A LOWER-LEAGUE club boss called for protests today over the decision to scrap all FA Cup replays and warned the Premier League will “strangle” the pyramid without a strong independent regulator.

Replays have been abolished from the first round onwards from next season as part of a minimum six-year agreement between the FA and the Premier League.

The matches have long been a part of FA Cup tradition — with the first replayed final taking place in 1875 — and have in some cases been highly lucrative for lower-league clubs.

It has long been expected that the expansion of Uefa club competitions would lead to their abolition at least from the third-round stage, but Tranmere vice-chair Nicola Palios fears this move could be the thin end of the wedge.

“The FA and the Premier League have reached an agreement to suit themselves further at the expense of the rest of the football pyramid,” Palios posted on X.

“Bring on the regulator and make sure it has some teeth before the Premier League strangle the pyramid.

“Seven hundred and twenty-nine teams compete in the FA Cup. Why is its format being dictated by the Premier League who represent circa 3 per cent of them? Why were EFL clubs not given a say? Why is the EPL even dictating whether replays are allowed in rounds they don’t participate in? Protest is needed!”

Next season’s domestic calendar, including the changes to the FA Cup, have been approved by the FA’s Professional Game Board, which includes EFL representation.

The EFL has not yet commented on the matter.

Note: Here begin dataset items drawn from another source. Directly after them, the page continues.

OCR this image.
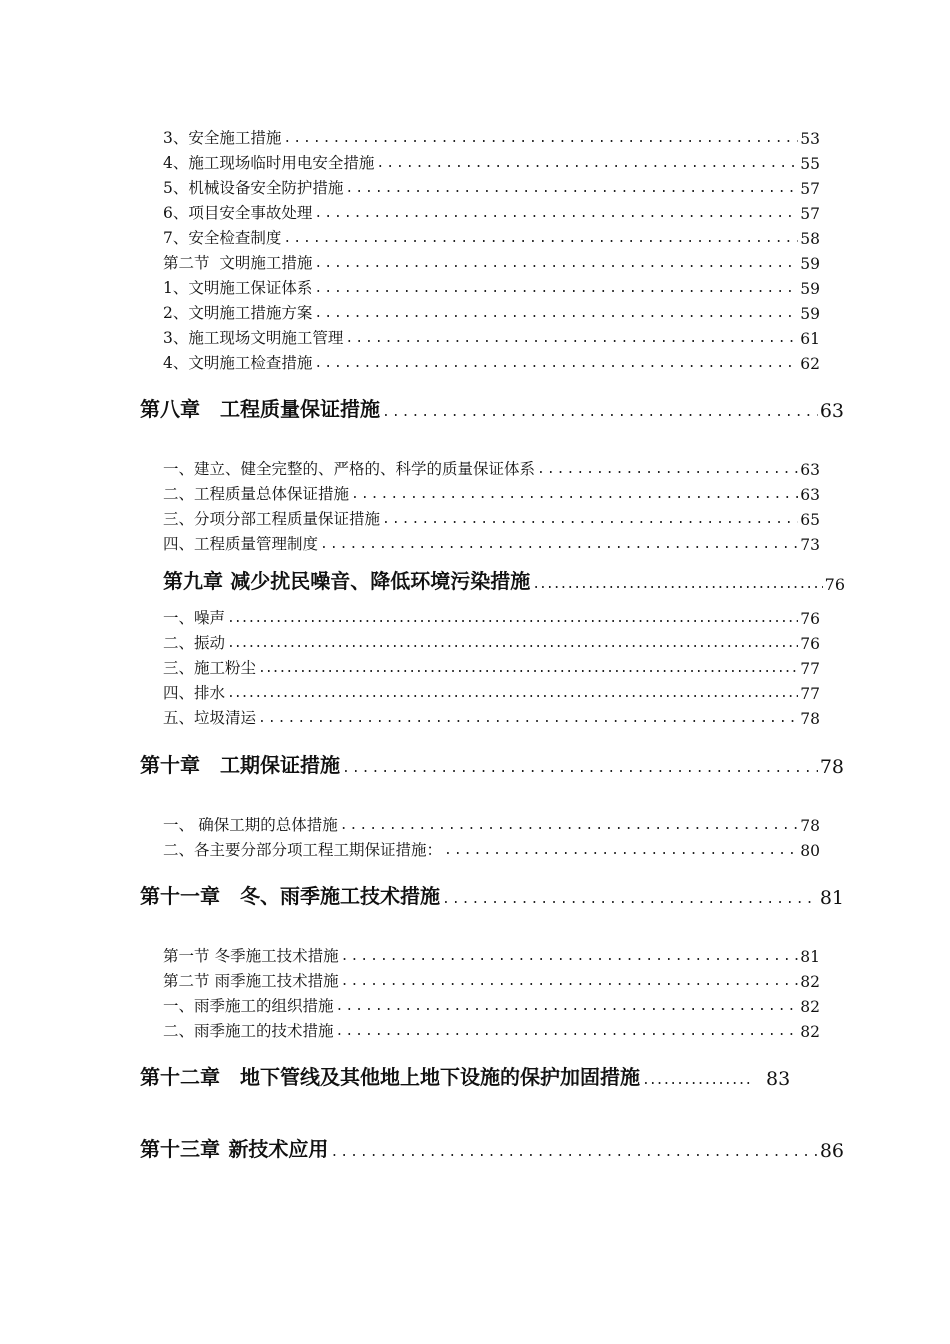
3、安全施工措施 .....	53
4、施工现场临时用电安全措施 .....	55
5、机械设备安全防护措施 .....	57
6、项目安全事故处理 .....	57
7、安全检查制度 .....	58
第二节 文明施工措施 .....	59
1、文明施工保证体系 .....	59
2、文明施工措施方案 .....	59
3、施工现场文明施工管理 .....	61
4、文明施工检查措施 .....	62
第八章　工程质量保证措施 .....	63
一、建立、健全完整的、严格的、科学的质量保证体系 .....	63
二、工程质量总体保证措施 .....	63
三、分项分部工程质量保证措施 .....	65
四、工程质量管理制度 .....	73
第九章 减少扰民噪音、降低环境污染措施 .....	76
一、噪声 .....	76
二、振动 .....	76
三、施工粉尘 .....	77
四、排水 .....	77
五、垃圾清运 .....	78
第十章　工期保证措施 .....	78
一、 确保工期的总体措施 .....	78
二、各主要分部分项工程工期保证措施： .....	80
第十一章　冬、雨季施工技术措施 .....	81
第一节 冬季施工技术措施 .....	81
第二节 雨季施工技术措施 .....	82
一、雨季施工的组织措施 .....	82
二、雨季施工的技术措施 .....	82
第十二章　地下管线及其他地上地下设施的保护加固措施 .....	83
第十三章 新技术应用 .....	86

The agreement also includes fifth-round ties reverting to a weekend slot, having been played in midweek for the last five seasons. The FA Cup final will also now be played on the penultimate weekend of the Premier League season.

FA chief executive Mark Bullingham insists the move, which will mean up to an extra £33 million for the pyramid, strengthens the FA Cup.

Accrington chairman Andy Holt wrote on X: “Why would the hapless FA scrap early-round replays that can be lucrative to minnows? A chance to change their financial fortunes? Against EFL clubs? I expect nothing less of Masters and co Premier League buying the game into a format that suits their needs.”

Niall Couper, the chief executive of the Fair Game football reform group, described the move as “short-sighted” and as “another nail in the coffin for the already crumbling football pyramid.”

FA sources have challenged the notion that replays are major revenue earners for lower-league clubs. Of the 19 third and fourth-round replays in the last 10 years where an EFL side was away, 12 had an attendance of over 25,000. Only a very small percentage of first and second-round replays over the same period achieved attendances of over 7,000.

Nevertheless they remained popular among fans, with 69.5 per cent of those taking part in a Football Supporters Association survey last summer believing they are an important part of the FA Cup. The FSA, which had been involved in talks with the FA over the FA Cup’s format, has not yet commented.

Freeing up first and second-round replay dates would help to create room for any expansion of the EFL Trophy, which has been under discussion between the Premier League and the EFL. The former is keen to give top-flight clubs’ young stars more opportunities to play in competitive matches.

However, with talks over a new financial settlement between the EFL and the Premier League stalled, it is unclear when — or even if — such an expansion would take place.

The PFA said the move highlighted the knock-on impact to domestic football of changes agreed at the international level.

“What football needs is a collective approach to a properly thought-out global fixture calendar — not a fight for available dates,” PFA chief executive Maheta Molango said.

“[The agreement] shows how decisions that are made at an international level have a knock-on impact which affects clubs, and players, throughout the pyramid.

“The current unsustainable approach to the calendar needs to be seen as an issue for every club at every level if we want to continue to protect our domestic competitions.”